Appréciation globale du déséquilibre significatif

S’agissant de l’analyse du déséquilibre significatif, la structure même de la décision illustre d’abord toutes les limites de l’idée selon laquelle les clauses prétendument déséquilibrées doivent être appréciées dans l’économie globale du contrat, afin de déterminer si elles ne sont pas rééquilibrées par d’autres stipulations. Au vu du nombre de dispositions contestées de même que de la complexité des relations contractuelles, le Tribunal n’a eu d’autre choix que d’étudier d’abord l’équilibre intrinsèque de chaque clause avant de conclure son raisonnement par une appréciation globale sur un éventuel rééquilibrage résultant d’autres stipulations. Le caractère artificiel et relativement vain de l’exercice transparait assez nettement : apprécier l’équilibre de chaque clause impose déjà de la resituer dans l’ensemble contractuel auquel elle appartient. Comme le relève le Tribunal à propos de la fourniture par le franchiseur d’un concept ayant une valeur économique certaine « ce bénéfice procuré au franchisé trouve sa totale contrepartie dans la rémunération que Subway obtient de lui ; le contrat se trouve ainsi équilibré ; Subway ne saurait s’octroyer une contrepartie contractuelle adventice, résidant dans la stipulation de clauses manifestement déséquilibrées en sa faveur ».

Nullité de certaines clauses significativement déséquilibrées

Sur le fond, parmi les neuf stipulations querellées, cinq sont finalement annulées. Du point de vue quantitatif, la décision peut ainsi sembler relativement mesurée. Elle l’est également sur le plan qualitatif dans la mesure où les clauses censurées ne sont pas, pour l’essentiel, les plus fondamentales à l’économie du contrat. Ainsi, la clause obligeant les franchisés à être ouverts 7 jours par semaine pour un minimum de 98 heures par semaine est considérée comme significativement déséquilibrée, en raison notamment de ce qu’elle ne tient pas compte des spécificités inhérentes à la localisation du point de vente et n’apparaît pas indispensable à la cohérence et à l’homogénéité du réseau. De même, si la clause imposant au franchisé de souscrire une assurance comportant un montant minimum de garantie est fort logiquement validée, le mécanisme de sanction prévu en cas de non-respect de cette clause – devant permettre au franchiseur de se rembourser automatiquement de tous les frais qu’il aurait exposé pour faire respecter cette stipulation, sans plafond – est lui considéré comme significativement déséquilibré. Dans la même veine, sont à la marge censurées les clauses relatives à la résiliation permettant au franchiseur de résilier unilatéralement le contrat pour des motifs minimes.
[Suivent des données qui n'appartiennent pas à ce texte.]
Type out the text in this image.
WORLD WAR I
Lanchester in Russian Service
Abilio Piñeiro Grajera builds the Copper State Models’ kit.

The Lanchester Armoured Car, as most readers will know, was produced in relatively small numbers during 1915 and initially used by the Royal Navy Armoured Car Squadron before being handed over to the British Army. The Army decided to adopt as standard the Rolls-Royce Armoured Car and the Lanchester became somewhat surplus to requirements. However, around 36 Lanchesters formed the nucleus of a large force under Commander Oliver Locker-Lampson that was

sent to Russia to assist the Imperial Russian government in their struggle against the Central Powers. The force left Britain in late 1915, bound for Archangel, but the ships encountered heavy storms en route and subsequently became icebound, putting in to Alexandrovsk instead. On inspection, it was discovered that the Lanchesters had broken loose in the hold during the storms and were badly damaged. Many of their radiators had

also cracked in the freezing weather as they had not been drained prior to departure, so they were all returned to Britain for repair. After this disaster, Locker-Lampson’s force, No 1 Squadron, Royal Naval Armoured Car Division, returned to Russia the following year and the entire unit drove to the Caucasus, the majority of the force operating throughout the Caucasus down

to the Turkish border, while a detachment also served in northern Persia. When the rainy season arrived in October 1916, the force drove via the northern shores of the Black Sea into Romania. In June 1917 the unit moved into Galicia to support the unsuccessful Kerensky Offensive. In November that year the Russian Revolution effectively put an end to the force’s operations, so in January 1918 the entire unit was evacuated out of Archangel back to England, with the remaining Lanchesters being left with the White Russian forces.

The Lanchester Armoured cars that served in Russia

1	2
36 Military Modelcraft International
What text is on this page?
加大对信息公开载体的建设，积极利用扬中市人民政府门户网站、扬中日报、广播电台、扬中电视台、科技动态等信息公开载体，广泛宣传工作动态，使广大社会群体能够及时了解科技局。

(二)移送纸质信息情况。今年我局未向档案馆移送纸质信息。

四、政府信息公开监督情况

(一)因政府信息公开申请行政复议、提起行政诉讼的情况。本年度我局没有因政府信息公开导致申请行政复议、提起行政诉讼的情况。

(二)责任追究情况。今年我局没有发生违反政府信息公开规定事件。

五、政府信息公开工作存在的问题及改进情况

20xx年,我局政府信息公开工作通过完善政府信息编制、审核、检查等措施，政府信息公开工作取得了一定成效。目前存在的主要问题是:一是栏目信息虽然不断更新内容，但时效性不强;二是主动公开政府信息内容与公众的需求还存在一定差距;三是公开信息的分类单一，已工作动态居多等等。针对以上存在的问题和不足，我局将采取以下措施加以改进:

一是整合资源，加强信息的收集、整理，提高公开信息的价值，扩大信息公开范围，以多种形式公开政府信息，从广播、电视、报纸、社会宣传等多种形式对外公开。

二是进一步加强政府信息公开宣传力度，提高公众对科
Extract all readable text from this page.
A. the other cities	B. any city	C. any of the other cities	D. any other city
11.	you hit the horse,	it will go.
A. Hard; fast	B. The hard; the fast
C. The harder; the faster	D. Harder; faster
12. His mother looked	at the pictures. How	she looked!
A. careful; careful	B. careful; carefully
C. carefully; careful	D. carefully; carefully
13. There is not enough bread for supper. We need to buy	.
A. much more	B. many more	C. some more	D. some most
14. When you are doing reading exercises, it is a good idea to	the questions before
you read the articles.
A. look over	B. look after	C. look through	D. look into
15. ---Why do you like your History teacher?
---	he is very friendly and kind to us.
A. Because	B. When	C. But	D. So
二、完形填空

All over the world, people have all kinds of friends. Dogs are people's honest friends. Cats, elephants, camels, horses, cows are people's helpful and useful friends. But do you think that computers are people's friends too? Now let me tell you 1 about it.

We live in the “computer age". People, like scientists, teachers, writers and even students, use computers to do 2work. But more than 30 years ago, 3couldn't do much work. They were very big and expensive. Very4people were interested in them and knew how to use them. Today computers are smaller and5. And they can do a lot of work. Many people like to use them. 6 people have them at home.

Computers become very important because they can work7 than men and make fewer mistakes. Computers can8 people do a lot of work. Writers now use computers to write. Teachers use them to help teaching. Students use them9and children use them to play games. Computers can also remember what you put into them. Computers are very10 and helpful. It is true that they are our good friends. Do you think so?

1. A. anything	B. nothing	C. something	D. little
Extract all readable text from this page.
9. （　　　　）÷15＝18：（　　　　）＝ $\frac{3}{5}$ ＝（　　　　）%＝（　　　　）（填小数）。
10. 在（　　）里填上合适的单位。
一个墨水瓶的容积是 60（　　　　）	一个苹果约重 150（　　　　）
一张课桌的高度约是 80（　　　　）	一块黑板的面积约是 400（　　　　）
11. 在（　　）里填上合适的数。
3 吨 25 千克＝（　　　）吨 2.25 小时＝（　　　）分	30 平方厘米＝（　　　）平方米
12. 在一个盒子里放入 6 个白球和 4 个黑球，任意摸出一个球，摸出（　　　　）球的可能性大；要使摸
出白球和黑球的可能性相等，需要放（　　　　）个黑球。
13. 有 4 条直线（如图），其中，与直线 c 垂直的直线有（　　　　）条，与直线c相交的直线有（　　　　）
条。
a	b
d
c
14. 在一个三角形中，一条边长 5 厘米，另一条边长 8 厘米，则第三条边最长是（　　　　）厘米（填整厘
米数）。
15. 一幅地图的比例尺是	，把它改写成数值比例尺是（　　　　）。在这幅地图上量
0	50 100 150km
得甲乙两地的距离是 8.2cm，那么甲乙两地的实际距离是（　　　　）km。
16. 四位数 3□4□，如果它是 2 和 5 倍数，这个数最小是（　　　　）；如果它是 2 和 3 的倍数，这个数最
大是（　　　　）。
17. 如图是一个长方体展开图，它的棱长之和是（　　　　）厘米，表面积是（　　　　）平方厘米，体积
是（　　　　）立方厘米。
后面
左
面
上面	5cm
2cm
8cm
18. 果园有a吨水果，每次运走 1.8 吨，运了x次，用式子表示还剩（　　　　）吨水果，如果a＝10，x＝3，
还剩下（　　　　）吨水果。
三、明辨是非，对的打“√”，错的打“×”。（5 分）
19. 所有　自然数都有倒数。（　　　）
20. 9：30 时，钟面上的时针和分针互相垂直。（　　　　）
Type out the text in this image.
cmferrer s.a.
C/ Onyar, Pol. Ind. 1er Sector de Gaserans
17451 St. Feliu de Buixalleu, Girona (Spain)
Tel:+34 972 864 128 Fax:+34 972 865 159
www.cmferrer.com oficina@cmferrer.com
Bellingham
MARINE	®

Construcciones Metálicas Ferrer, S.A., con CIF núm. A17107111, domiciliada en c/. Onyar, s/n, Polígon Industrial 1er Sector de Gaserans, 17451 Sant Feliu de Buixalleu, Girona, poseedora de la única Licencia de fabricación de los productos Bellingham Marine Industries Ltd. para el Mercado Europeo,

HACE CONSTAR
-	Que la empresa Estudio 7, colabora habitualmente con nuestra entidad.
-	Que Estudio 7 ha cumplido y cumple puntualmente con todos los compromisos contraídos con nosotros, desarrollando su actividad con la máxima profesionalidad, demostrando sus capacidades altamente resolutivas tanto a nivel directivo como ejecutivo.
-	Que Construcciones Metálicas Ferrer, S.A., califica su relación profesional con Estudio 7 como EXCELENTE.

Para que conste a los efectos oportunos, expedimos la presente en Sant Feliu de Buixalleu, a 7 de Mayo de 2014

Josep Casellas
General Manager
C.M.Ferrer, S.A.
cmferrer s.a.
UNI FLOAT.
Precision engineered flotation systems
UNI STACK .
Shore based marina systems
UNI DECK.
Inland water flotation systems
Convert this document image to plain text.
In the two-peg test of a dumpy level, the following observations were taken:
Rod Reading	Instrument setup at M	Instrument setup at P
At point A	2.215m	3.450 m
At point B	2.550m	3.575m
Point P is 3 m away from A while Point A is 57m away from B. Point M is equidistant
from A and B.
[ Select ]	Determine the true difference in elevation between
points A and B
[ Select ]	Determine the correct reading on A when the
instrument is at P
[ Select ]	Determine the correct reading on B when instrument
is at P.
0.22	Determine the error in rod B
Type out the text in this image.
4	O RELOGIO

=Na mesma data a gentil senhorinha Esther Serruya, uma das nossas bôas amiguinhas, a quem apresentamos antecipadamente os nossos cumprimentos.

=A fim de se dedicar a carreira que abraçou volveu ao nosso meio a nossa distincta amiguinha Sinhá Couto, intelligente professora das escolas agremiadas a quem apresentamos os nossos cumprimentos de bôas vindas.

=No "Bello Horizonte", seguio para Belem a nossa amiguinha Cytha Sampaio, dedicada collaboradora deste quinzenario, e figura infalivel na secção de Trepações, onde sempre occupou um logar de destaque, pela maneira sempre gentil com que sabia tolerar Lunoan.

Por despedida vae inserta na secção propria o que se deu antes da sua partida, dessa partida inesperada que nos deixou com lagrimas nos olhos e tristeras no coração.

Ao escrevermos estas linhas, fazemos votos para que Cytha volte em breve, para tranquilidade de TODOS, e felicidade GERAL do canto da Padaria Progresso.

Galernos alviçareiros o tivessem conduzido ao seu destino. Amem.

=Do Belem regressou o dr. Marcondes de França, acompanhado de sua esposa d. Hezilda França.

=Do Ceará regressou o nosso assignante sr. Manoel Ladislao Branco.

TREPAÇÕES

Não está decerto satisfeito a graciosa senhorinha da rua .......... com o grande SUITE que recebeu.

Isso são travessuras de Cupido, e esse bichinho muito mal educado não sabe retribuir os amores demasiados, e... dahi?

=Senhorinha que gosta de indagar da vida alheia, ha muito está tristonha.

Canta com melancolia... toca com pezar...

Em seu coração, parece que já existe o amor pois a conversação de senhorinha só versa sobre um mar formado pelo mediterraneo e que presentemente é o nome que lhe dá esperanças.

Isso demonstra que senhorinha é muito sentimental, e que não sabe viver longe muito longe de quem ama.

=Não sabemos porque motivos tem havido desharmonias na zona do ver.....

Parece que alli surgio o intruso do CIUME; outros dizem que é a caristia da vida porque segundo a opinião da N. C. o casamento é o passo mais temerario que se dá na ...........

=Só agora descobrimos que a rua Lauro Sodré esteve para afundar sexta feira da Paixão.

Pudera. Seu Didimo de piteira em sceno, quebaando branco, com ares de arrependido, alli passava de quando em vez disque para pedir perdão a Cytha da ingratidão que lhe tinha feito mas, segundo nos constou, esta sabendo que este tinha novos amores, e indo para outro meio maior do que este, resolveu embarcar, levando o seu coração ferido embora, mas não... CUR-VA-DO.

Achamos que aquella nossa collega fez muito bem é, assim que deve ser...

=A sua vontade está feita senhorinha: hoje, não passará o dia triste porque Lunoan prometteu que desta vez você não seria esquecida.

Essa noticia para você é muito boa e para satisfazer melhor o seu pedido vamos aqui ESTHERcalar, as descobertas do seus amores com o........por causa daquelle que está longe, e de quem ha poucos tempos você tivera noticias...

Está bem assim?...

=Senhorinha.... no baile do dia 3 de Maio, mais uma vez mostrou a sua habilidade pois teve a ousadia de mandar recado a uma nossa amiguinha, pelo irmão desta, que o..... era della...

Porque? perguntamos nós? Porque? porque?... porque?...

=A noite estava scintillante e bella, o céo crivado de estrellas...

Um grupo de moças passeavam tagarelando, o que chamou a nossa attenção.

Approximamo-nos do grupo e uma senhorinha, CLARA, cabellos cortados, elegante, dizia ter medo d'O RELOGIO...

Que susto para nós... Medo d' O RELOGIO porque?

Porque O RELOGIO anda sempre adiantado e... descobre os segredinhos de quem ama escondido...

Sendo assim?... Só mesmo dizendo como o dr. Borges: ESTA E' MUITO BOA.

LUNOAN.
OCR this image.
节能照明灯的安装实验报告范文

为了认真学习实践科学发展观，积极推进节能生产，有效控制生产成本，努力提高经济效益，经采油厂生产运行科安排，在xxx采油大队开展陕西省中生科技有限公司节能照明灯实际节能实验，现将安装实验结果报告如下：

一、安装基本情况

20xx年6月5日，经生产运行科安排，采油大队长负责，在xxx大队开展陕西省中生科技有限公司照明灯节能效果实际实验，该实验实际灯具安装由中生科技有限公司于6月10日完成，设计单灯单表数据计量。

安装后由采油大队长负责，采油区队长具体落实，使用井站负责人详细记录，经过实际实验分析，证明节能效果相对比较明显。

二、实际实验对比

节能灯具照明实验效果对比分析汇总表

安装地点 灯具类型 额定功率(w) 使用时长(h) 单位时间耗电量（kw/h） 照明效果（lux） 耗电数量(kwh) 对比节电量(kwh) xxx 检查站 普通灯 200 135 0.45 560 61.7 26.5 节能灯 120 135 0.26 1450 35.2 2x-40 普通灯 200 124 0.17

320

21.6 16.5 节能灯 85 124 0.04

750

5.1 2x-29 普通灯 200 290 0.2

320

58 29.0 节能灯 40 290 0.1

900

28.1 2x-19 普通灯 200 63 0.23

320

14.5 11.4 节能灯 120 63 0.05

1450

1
Sanction de l’absence de droit de préférence sur les secteurs limitrophes

La motivation du Tribunal quant à l’absence d’exclusivité territoriale retient en revanche davantage l’attention. On sait qu’au contraire du contrat de concession, le contrat de franchise ne comporte pas nécessairement une telle exclusivité au profit du distributeur (en ce sens, D. Ferrier, « L’exclusivité territoriale n’est pas toujours un élément essentiel du contrat de franchise », D. 2003. 2427 ; N. Dissaux, Franchise in Rép. Com., n° 98). La Cour d’appel de Paris a même estimé que le refus d’octroyer une telle exclusivité ne suffit pas à caractériser un déséquilibre significatif (CA Paris, pôle 5, ch. 4, 13 septembre 2017, RG n° 14/2548, AJ contrat 2017. 533, obs. Ponsard). Toutefois, le Tribunal de commerce de Paris estime en l’occurrence cette situation significativement déséquilibrée, dès lors qu’« elle ne permet pas au franchisé de préempter une nouvelle implantation décidée par Subway qui lui ferait territorialement concurrence et de pouvoir résilier dans une telle circonstance le contrat relatif à son actuel emplacement ». La motivation est audacieuse. Elle fait nettement primer la protection de la partie faible sur la préservation de la concurrence intra-marque. La problématique illustre à merveille les objectifs parfois antagonistes des deux pans du droit de la concurrence que sont le droit antitrust et le droit des pratiques restrictives de concurrence, le secondes triomphant ici au moins provisoirement du premier.

Sanction des contrats d’une durée de 20 ans

Mérite également que l’on s’y attarde la motivation du jugement à propos de la durée des contrats qui, conclus pour une durée de 20 ans, sont à ce titre jugés comme significativement déséquilibrés. Appliquant l’article L. 330-1, le tribunal décide que le contrat de franchise comportant une clause d’exclusivité ne saurait avoir une durée supérieure à 10 ans, la durée de 20 ans étant au surplus « largement supérieure aux durées des contrats conclu à durée déterminée pour les activités de distribution de détail ». Au-delà de cette motivation, la solution retenue laisse un trouble puisqu’il semble falloir conclure, en l’état de l’annulation de la clause de durée ainsi prononcée, que les parties se trouvent liées par un contrat à durée indéterminée qui paraît infiniment moins protecteur des franchisés qu’un contrat à durée déterminée – fût-il trop long.

Sanction de la clause d’arbitrage aux Etats-Unis

Enfin, la sanction la plus sévère porte probablement sur la stipulation d’une clause compromissoire prévoyant l’usage de la langue anglaise, l’application du droit néerlandais et le déroulement de la procédure aux États-Unis. Dans une motivation peu amène avec le franchiseur, le tribunal conclut que « la conjonction de ces contraintes imposées au franchisé tant sur le plan juridique que culturel caractérisent un déséquilibre significatif en défaveur du franchisé ». On ne saurait mieux dire : si le recours à l’arbitrage ne saurait en tant que tel démonter un quelconque déséquilibre, il en va différemment des modalités choisies en l’espèce. Pourtant quelques mois plus tôt, la Cour d’appel de Paris rejetait pour sa part, dans d’autres affaires concernant l’enseigne Subway, l’argument tiré du déséquilibre significatif généré par la même clause (CA Paris, pôle 1, ch. 1, 2 juin 2020, RG n° 17/18900 ; CA Paris, pôle 1, ch. 1, 15 septembre 2020, RG n° 18/01360 ; pour une étude d’ensemble sur cette question, v. J. Jourdan-Marques, Chronique d’arbitrage : l’arbitrage à l’épreuve du déséquilibre significatif, Dalloz actualité, 29 juill. 2020).